The island of Delos is often held in high regard within the archaeological fields of study due to its significant ties to ancient Greek history, culture and mythology. In Greek mythology the island was said to be the birth place of the god Apollo and goddess Artemis.
The myth dictates that the twin-gods mother, Leto, was hated by Zeus’ wife Hera; due to the fact that ‘Zeus was a womanizer’. After Leto had became pregnant with Zeus’ children, Hera exiled the goddess and forbade her from giving birth to the children on earth. Leto was said to have wandered the earth searching for a place to birth her children and after being refused shelter at every location she turned, the goddess found the battered and ramshackle island, that would come to be known as Delos, and used it as a sanctuary to give birth to her children; the god Apollo and the goddess Artemis.
The teams of researchers have uncovered numerous pots and other artifacts that show the presence of a much larger community than they had first theorized.
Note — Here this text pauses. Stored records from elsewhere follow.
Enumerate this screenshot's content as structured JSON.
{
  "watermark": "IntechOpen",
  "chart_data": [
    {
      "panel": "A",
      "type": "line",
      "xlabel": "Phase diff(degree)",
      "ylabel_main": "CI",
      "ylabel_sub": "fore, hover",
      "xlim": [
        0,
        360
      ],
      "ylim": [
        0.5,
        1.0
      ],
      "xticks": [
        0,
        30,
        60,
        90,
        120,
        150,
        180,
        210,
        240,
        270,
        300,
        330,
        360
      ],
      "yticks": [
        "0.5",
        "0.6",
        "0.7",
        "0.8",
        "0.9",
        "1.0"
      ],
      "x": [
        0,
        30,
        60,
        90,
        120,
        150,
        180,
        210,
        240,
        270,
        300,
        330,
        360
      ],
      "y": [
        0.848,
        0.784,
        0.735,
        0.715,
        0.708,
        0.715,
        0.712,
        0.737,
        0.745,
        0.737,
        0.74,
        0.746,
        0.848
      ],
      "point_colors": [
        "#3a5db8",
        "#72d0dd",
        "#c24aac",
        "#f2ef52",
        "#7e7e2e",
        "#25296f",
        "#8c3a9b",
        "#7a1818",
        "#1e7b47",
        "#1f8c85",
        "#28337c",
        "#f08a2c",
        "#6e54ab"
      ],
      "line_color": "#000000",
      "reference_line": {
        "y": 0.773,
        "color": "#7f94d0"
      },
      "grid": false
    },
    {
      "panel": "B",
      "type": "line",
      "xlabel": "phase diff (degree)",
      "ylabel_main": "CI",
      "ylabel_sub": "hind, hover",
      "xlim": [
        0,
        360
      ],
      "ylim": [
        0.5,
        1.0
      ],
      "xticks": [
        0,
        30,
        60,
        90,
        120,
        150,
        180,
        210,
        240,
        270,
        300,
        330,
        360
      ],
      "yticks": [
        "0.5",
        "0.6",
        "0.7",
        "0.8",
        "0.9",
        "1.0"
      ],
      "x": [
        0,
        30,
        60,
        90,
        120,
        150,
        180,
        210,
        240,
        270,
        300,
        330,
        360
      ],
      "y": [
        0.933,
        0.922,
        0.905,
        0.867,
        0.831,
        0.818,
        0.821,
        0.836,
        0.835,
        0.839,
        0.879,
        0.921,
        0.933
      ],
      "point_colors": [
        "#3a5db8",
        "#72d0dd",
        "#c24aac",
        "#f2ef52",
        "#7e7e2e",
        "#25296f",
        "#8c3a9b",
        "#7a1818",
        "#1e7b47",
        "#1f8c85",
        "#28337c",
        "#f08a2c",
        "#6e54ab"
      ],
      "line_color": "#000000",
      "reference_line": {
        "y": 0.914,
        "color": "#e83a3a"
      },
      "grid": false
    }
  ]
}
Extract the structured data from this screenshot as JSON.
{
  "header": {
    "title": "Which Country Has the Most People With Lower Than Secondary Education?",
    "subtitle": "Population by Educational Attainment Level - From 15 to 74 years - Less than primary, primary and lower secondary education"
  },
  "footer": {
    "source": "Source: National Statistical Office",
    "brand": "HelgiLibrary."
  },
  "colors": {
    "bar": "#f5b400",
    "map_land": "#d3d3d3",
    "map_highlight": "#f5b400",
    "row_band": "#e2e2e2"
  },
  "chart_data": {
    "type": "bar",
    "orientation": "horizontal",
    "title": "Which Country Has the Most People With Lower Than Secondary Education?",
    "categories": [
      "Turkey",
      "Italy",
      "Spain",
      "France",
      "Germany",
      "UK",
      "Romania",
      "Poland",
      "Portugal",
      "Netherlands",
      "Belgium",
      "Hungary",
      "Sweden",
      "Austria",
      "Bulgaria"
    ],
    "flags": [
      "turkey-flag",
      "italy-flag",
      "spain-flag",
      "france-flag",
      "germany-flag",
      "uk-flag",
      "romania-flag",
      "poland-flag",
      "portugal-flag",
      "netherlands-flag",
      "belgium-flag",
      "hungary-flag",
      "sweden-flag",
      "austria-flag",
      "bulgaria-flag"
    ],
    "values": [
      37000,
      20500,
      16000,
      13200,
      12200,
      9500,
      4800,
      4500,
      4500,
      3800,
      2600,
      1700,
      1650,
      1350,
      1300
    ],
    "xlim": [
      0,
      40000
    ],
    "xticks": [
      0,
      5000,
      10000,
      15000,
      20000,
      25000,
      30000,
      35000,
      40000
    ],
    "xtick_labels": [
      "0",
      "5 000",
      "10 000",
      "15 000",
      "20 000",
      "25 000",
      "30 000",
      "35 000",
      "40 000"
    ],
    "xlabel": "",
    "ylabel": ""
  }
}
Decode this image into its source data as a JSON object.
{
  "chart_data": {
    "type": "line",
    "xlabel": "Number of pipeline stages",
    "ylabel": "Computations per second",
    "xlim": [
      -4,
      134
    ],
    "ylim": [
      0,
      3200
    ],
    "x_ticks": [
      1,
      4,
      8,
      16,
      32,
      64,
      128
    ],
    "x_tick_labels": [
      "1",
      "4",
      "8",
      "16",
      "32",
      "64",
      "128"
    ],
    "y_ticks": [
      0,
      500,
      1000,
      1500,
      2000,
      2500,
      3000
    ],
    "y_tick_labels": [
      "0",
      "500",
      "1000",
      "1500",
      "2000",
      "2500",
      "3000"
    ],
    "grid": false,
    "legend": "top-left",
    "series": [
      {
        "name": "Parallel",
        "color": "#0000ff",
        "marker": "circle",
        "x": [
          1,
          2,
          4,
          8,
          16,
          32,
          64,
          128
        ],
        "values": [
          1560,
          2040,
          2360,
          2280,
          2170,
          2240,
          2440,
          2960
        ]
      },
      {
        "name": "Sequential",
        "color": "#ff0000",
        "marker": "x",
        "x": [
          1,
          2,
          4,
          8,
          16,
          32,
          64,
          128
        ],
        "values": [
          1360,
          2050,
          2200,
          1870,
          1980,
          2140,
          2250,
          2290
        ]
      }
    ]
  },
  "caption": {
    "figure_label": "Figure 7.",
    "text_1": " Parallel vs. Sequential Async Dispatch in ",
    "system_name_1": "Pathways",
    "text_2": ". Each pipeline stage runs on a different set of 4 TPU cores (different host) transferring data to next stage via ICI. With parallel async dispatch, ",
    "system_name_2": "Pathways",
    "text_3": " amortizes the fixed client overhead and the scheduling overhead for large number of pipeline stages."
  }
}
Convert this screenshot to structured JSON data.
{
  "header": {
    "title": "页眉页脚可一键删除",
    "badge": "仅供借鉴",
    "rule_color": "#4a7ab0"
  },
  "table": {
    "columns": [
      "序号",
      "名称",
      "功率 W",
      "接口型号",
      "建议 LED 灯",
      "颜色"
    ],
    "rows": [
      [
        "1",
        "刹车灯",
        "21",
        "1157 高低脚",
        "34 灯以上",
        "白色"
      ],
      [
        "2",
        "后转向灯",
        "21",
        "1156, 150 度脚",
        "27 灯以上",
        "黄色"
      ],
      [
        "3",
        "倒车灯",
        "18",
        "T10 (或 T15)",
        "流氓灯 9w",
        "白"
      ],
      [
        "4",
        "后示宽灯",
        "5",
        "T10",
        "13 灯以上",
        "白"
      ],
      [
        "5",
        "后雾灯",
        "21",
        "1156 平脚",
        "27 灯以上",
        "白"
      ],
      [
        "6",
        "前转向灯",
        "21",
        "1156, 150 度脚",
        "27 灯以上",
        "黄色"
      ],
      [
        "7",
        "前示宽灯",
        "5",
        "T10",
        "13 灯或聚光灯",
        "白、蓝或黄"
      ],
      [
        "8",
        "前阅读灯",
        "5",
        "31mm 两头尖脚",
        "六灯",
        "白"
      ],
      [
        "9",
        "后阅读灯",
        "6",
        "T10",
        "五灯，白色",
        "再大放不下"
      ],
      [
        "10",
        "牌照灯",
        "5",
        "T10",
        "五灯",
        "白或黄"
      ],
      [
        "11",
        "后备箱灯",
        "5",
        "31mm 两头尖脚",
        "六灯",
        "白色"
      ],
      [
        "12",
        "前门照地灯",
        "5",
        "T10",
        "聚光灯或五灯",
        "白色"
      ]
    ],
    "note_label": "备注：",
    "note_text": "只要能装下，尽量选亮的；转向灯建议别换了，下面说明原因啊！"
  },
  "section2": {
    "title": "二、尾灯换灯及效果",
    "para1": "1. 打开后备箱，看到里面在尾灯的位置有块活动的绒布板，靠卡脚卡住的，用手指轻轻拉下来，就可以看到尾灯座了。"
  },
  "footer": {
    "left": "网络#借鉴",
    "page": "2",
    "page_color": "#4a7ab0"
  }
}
The teams have not yet found any reason for the abandoning of the urban dwellings and although the media has dubbed it as an ‘underwater Pompeii’, the site does not contain very many similarities to the more famous city other than the fact that the site seems to have been evacuated.
Although it is mysterious that the inhabitants of this long forgotten city seemed to have left in a mass exodus, it is not that uncommon for a population to mysteriously vacate or leave a well established community. Similar mannerisms have been observed by numerous cultures all across the world, like the Anasazi tribe of the American south west, Easter island and even to a lesser extant Angkor Wat.
The enclave of Delos and its neighboring arpeggios are considered to be a ‘hot spot’ for Greco archaeologists and some of the dig sites on the island of Delos are reported to be the most extensive in the entire Mediterranean region.